DIMMs per channel or a single DIMM with multiple ranks).

ADDDC works by having the BIOS track the number of correctable errors per DRAM bank. If the number

approaches a threshold deemed unsafe by BIOS, then ADDDC is activated and the failing DRAM bank is

dynamically mapped out while a ‘buddy’ bank is mapped in to take its place. The DIMM continues to

operate with SDDC coverage. At this point, memory performance will be impacted as the memory

controller must do two reads for every read to the mapped-out cache-lines.

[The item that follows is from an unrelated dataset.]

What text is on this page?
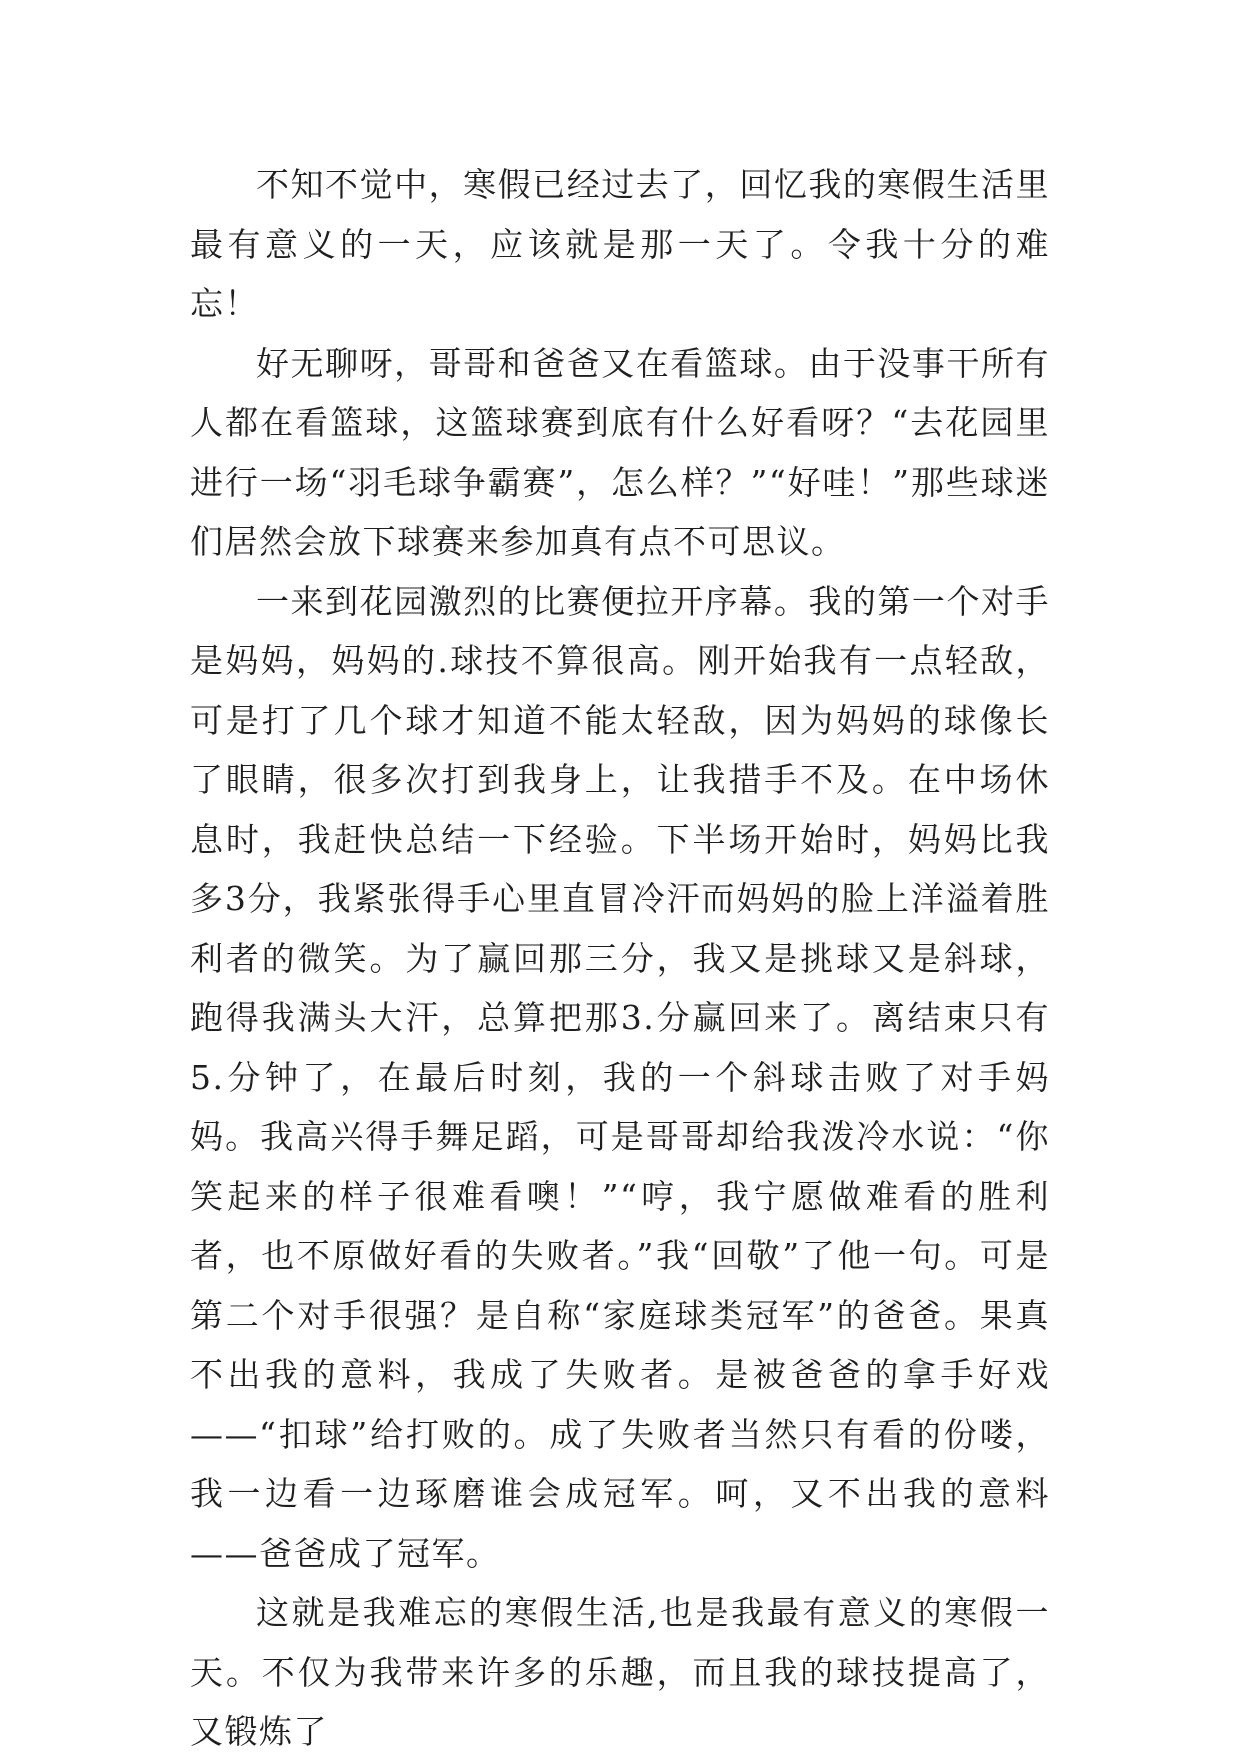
不知不觉中，寒假已经过去了，回忆我的寒假生活里最有意义的一天，应该就是那一天了。令我十分的难忘！

好无聊呀，哥哥和爸爸又在看篮球。由于没事干所有人都在看篮球，这篮球赛到底有什么好看呀？“去花园里进行一场“羽毛球争霸赛”，怎么样？”“好哇！”那些球迷们居然会放下球赛来参加真有点不可思议。

一来到花园激烈的比赛便拉开序幕。我的第一个对手是妈妈，妈妈的.球技不算很高。刚开始我有一点轻敌，可是打了几个球才知道不能太轻敌，因为妈妈的球像长了眼睛，很多次打到我身上，让我措手不及。在中场休息时，我赶快总结一下经验。下半场开始时，妈妈比我多3分，我紧张得手心里直冒冷汗而妈妈的脸上洋溢着胜利者的微笑。为了赢回那三分，我又是挑球又是斜球，跑得我满头大汗，总算把那3.分赢回来了。离结束只有5.分钟了，在最后时刻，我的一个斜球击败了对手妈妈。我高兴得手舞足蹈，可是哥哥却给我泼冷水说：“你笑起来的样子很难看噢！”“哼，我宁愿做难看的胜利者，也不原做好看的失败者。”我“回敬”了他一句。可是第二个对手很强？是自称“家庭球类冠军”的爸爸。果真不出我的意料，我成了失败者。是被爸爸的拿手好戏——“扣球”给打败的。成了失败者当然只有看的份喽，我一边看一边琢磨谁会成冠军。呵，又不出我的意料——爸爸成了冠军。

这就是我难忘的寒假生活,也是我最有意义的寒假一天。不仅为我带来许多的乐趣，而且我的球技提高了，又锻炼了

FYI: ADDDC will only provide fault coverage for sequential DRAM failures over

time. Two parallel DRAM failures within the same memory access still result in a

service outage. Additionally, ADDDC only applies to correctable errors and only

helps to protect an uncorrectable error from occurring by reducing the chance that

correctable errors become uncorrectable.

Memory Patrol Scrub

Memory Patrol Scrub Feature Support Table

DIMMs Supported

x4 DIMMs: 

x8 DIMMs: 

Memory Patrol Scrub is a Dell memory RAS feature designed to decrease the probability of a user

encountering a multi-bit error by removing the accumulation of soft errors in DRAM. This in turn

reduces the chance of encountering an uncorrectable error (depending on other RAS capabilities

enabled and where the multi-bit error occurs). Memory patrol scrub works by having the CPU memory

controller periodically scan through DRAM and correct any correctable errors that it encounters.

In addition to scrubbing for correctable errors, patrol scrub can also detect latent uncorrectable errors in

memory. These UCEs are referred to as unconsumed uncorrectable errors – or uncorrectable errors

detected in a non-execution path of the CPU. Detection of these unconsumed UCEs are logged in the

System Event Log as a critical event, MEM9072: “The system memory has faced uncorrectable multi-bit

memory errors in the non-execution path of a memory device at the location <location>.” If the server is

running BIOS version 2.8.2 or higher, it is highly recommended to perform a cold reboot as soon as

possible. This will prevent the system from consuming the UCE and allow the server BIOS to perform

self-healing at the affected memory location.

Memory patrol scrubbing is enabled by default and configured to perform in the background every 24

hours. Memory patrol scrub can be disabled or set to run at an accelerated schedule (every four hours)